Budiman Sudjatmiko, seorang aktivis yang pernah mendekam di penjara pada era Orde Baru, baru-baru ini mendapat sorotan setelah dipecat dari Partai Demokrasi Indonesia Perjuangan (PDIP) karena dukungannya terhadap Prabowo Subianto sebagai calon presiden.
Artikel ini mengulas perjalanan panjang Budiman, dari aktivis muda hingga anggota parlemen yang berpengaruh, serta alasan di balik pemecatannya dari PDIP.
Dari Aktivis Orde Baru Hingga Pecatannya dari PDIP: Perjalanan Budiman Sudjatmiko
Partai Demokrasi Indonesia Perjuangan (PDIP) secara resmi mengeluarkan Budiman Sudjatmiko dari keanggotaannya sebagai akibat dukungannya terhadap Prabowo Subianto, Ketua Umum Partai Gerindra, sebagai calon presiden dalam Pilpres 2024.
Pemberhentian Budiman ini dituangkan dalam surat pemecatan yang ditandatangani langsung oleh Ketua Umum PDIP, Megawati Soekarnoputri, dan Sekretaris Jenderal PDIP, Hasto Kristiyanto, pada hari Kamis, 24 Agustus.
Deddy, juru bicara PDIP, mengonfirmasi bahwa surat pemecatan tersebut telah dikirimkan kepada Budiman Sudjatmiko.
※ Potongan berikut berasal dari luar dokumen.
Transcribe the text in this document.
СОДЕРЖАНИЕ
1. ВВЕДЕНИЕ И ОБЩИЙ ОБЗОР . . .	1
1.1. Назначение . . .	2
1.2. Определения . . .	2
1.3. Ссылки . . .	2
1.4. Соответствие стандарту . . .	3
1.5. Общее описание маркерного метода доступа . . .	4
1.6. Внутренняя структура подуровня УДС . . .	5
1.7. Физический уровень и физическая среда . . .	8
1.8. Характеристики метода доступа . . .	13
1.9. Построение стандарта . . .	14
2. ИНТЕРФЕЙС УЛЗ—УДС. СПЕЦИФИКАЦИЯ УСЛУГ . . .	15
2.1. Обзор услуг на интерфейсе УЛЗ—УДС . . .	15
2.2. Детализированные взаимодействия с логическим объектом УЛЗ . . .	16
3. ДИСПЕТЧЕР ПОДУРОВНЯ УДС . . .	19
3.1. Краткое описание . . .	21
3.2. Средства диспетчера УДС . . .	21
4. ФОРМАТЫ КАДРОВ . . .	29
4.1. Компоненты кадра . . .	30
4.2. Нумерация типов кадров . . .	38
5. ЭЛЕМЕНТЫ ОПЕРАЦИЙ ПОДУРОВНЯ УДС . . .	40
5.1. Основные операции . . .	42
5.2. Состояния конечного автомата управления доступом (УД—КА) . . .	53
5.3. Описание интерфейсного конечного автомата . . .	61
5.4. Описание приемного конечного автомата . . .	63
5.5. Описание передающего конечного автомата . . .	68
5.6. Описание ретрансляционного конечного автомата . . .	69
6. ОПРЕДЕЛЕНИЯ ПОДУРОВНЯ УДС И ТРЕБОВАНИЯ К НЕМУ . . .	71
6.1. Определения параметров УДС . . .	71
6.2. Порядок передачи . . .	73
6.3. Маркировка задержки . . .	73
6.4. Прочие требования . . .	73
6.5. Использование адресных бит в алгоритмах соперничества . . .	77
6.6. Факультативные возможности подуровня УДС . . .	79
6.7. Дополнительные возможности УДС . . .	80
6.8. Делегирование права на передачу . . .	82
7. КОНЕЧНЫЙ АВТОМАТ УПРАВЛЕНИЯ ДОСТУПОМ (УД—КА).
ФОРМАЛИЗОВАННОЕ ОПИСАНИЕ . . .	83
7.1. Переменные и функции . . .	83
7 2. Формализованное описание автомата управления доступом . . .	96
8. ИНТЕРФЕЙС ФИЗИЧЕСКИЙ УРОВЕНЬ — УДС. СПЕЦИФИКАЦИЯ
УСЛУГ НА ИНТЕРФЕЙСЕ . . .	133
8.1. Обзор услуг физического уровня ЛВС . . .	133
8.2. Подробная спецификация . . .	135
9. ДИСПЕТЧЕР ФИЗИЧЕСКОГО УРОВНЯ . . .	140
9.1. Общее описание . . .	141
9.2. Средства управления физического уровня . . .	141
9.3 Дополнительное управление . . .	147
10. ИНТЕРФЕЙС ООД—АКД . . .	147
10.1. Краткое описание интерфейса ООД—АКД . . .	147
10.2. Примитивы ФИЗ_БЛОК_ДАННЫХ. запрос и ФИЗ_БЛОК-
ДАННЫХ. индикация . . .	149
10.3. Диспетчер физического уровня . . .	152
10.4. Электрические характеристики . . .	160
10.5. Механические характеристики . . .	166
Budiman sendiri telah mengakui bahwa dirinya telah dipecat dari PDIP, tetapi hingga saat ini, ia belum memiliki rencana untuk bergabung dengan partai lain.
Budiman Sudjatmiko telah menjadi bagian dari PDIP sejak tahun 2004. Meskipun demikian, sebelumnya, ia telah aktif di dunia politik jauh sebelumnya. Ia adalah seorang aktivis yang menentang rezim Orde Baru pada era 1990-an. Pada sekitar tahun 1994, Budiman dan sejumlah rekan pendiri mendirikan Persatuan Rakyat Demokratik (PRD), di mana Budiman menjadi ketuanya.
Kemudian, pada bulan Juli 1996, PRD berubah menjadi sebuah partai politik dan mendapatkan dukungan utama dari Solidaritas Mahasiswa Indonesia untuk Demokrasi (SMID). Bersama PRD, Budiman juga memimpin aksi massa yang mendukung Megawati Soekarnoputri sebagai Ketua Umum PDI saat itu.
Mereka menolak kepemimpinan Soeryadi yang merupakan pilihan Presiden kedua Republik Indonesia, Soeharto.
Peran Penting Budiman Sudjatmiko dalam Pembentukan Undang-Undang Desa
Sebulan setelahnya, PRD dianggap sebagai dalang kerusuhan yang terjadi di Kantor DPP PDI pada tanggal 27 Juli 1996. Budiman, yang berasal dari Cilacap, Jawa Tengah, dituduh sebagai otak di balik kerusuhan tersebut dan akhirnya ditahan.
Peristiwa kerusuhan ini juga berdampak pada penangkapan banyak rekan aktivis Budiman, dan PRD dianggap sebagai organisasi terlarang pada saat itu.
Akibatnya, Budiman dihukum 13 tahun penjara oleh pemerintah Orde Baru. Namun, ia hanya menjalani hukuman selama 3,5 tahun setelah diberi amnesti oleh Presiden ke-4 Republik Indonesia, Abdurrahman Wahid alias Gus Dur, pada tanggal 10 Desember 1999.